In order to distinguish it from the neighboring Republic of the Congo to the west, the Democratic Republic of the Congo is often referred to as DR Congo.
Although citizens of the DRC are among the poorest in the world, having the second lowest nominal GDP per capita, the Democratic Republic of Congo is widely considered to be the richest country in the world regarding natural resources; its untapped deposits of raw minerals are estimated to be worth in excess of US$ 24 trillion. This is the equivalent of the gross domestic product of the United States of America and Europe combined.
The war has made the life of women precarious. Violence against women seems to be perceived by large sectors of society to be normal.
More than 1,100 women are raped every day in the Democratic Republic of Congo (DRC), a recent study has concluded, with more than More than 400,000 women and girls between the ages of 15 to 49 raped in the war-ravaged country in central Africa during a 12-month period in 2006 and 2007.
The new study, based on examination of government-collected and nationally representative data from the Democratic Republic of Congo, shows that levels of rape and sexual violence against women in the country are 26 times higher than official United Nations estimates. The study, spearheaded by The Center for Health Services and Outcomes Research, Graduate Program in Public Health, Stony Brook University School of Medicine, is published in the American Journal of Public Health.
Tia M. Palermo, Ph.D., Assistant Professor of Preventive Medicine, Graduate Program in Public Health, and colleagues, found in their analysis that more than 400,000 women ages 15 to 49 in the DRC had experienced rape in a 12-month period in 2006 and 2007. That is the equivalent to 1,152 women raped every day, 48 raped every hour, or four women raped every five minutes.

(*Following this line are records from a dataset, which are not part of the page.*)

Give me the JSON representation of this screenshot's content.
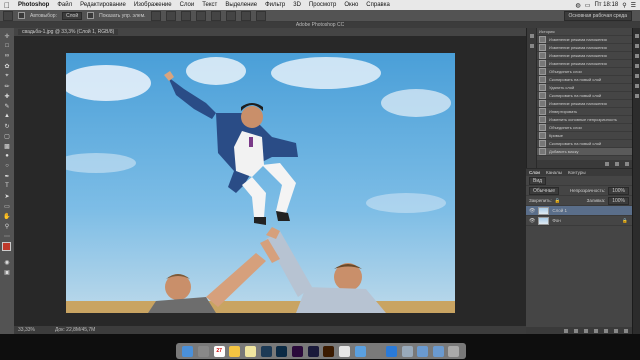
{
  "menubar": {
    "apple": "",
    "app": "Photoshop",
    "items": [
      "Файл",
      "Редактирование",
      "Изображение",
      "Слои",
      "Текст",
      "Выделение",
      "Фильтр",
      "3D",
      "Просмотр",
      "Окно",
      "Справка"
    ],
    "clock": "Пт 18:18",
    "search_icon": "magnifier"
  },
  "optbar": {
    "autoselect_label": "Автовыбор:",
    "autoselect_value": "Слой",
    "transform_label": "Показать упр. элем.",
    "workspace": "Основная рабочая среда"
  },
  "window_title": "Adobe Photoshop CC",
  "document": {
    "tab": "свадьба-1.jpg @ 33,3% (Слой 1, RGB/8)",
    "zoom": "33,33%",
    "doc_size": "Док: 22,8M/45,7M"
  },
  "history": {
    "title": "История",
    "items": [
      "Изменение режима наложения",
      "Изменение режима наложения",
      "Изменение режима наложения",
      "Изменение режима наложения",
      "Объединить слои",
      "Скопировать на новый слой",
      "Удалить слой",
      "Скопировать на новый слой",
      "Изменение режима наложения",
      "Инвертировать",
      "Изменить основные непрозрачность",
      "Объединить слои",
      "Кривые",
      "Скопировать на новый слой",
      "Добавить маску"
    ]
  },
  "layers": {
    "tabs": [
      "Слои",
      "Каналы",
      "Контуры"
    ],
    "filter": "Вид",
    "blend": "Обычные",
    "opacity_label": "Непрозрачность:",
    "opacity": "100%",
    "lock_label": "Закрепить:",
    "fill_label": "Заливка:",
    "fill": "100%",
    "rows": [
      {
        "name": "Слой 1"
      },
      {
        "name": "Фон"
      }
    ]
  },
  "dock": {
    "apps": [
      "finder-icon",
      "launchpad-icon",
      "calendar-icon",
      "photos-icon",
      "notes-icon",
      "lightroom-icon",
      "photoshop-icon",
      "premiere-icon",
      "aftereffects-icon",
      "illustrator-icon",
      "itunes-icon",
      "safari-icon",
      "systemprefs-icon",
      "appstore-icon",
      "mail-icon",
      "documents-icon",
      "downloads-icon",
      "trash-icon"
    ],
    "calendar_day": "27"
  }
}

"Although the burden of sexual violence among these groups is uncertain, a review of the records of 4,133 women attending Panzi Hospital in Sud Kivu showed that six per cent were younger than 16 years and 10 per cent were older than 65 years," the study said.

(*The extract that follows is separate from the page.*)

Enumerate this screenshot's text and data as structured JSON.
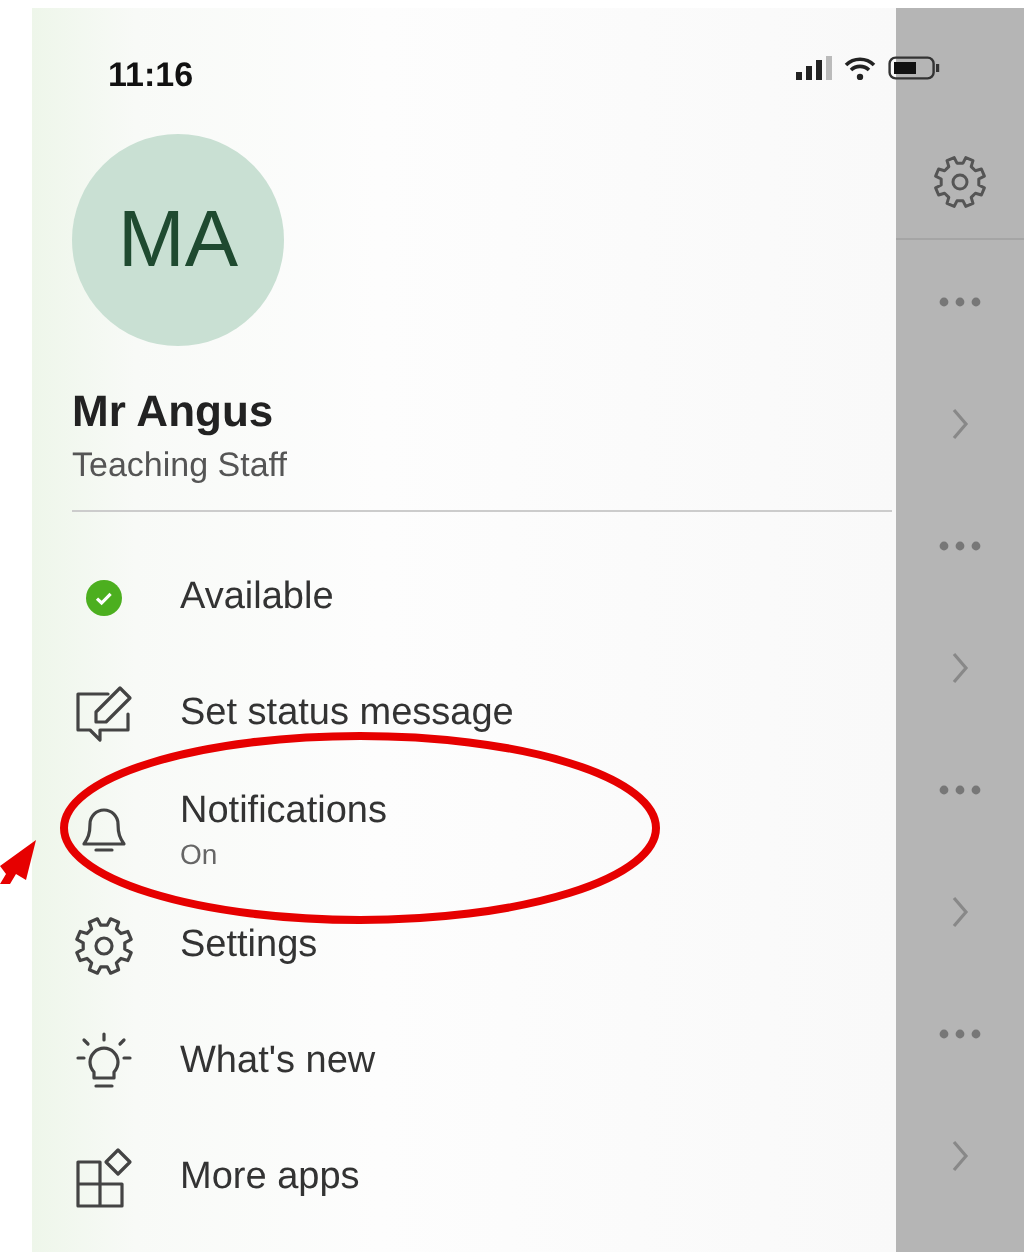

"Approximately 1.69 to 1.80 million women reported having been raped in their lifetime (with 407 397–433 785 women reporting having been raped in the preceding 12 months), and approximately 3.07 to 3.37 million women reported experiencing intimate partner sexual violence. Reports of sexual violence were largely independent of individual-level background factors. However, compared with women in Kinshasa, women in Nord-Kivu were significantly more likely to report all types of sexual violence."
The study concluded, "Not only is sexual violence more generalized than previously thought, but our findings suggest that future policies and programs should focus on abuse within families and eliminate the acceptance of and impunity surrounding sexual violence nationwide while also maintaining and enhancing efforts to stop militias from perpetrating rape."
The study, which gathered data from 2007, did not capture sexual violence among girls younger than 15 years or women older than 49 years and did not include sexual violence among boys and men.
In addition, Human Rights Watch reported that sexual violence in 2009 doubled in comparison with 2008. If this assessment is accurate, then the current prevalence of sexual violence is likely to be even higher than these estimates suggest.
In the MAP for May 2011, the NGOWG (NGO Working Group on Women, Peace and Security) had several recommendations for the Security Council on the current situation in the DRC:
Eastern DRC continues to be characterized by widespread violence against civilians, perpetrated by both government forces and militias, and large-scale displacement. As per SCR 1925 (2010), the Secretary-General is due to present his final report to the Council by 13 May 2011, prior to the expiration of the mandate of MONUSCO (30 June 2011). This report should detail any progress on the ground “with a view of progressively adapting” the UN presence in the DRC, and strengthening the recent efforts of the mission to better protect civilians, including the Joint Protection Teams and Community Liaison Initiatives. Currently, a lack of resources limits their impact. In light of continuing attacks on civilians, including the persistently high levels of sexual violence against women and girls, and the failure to ensure justice, the Council must not introduce any changes in the MONUSCO mandate that would jeopardize the protection of civilians. and the effective application of relevant tactics employed by the Mission, that are showing some promise. These tactics should be expanded, not curtailed.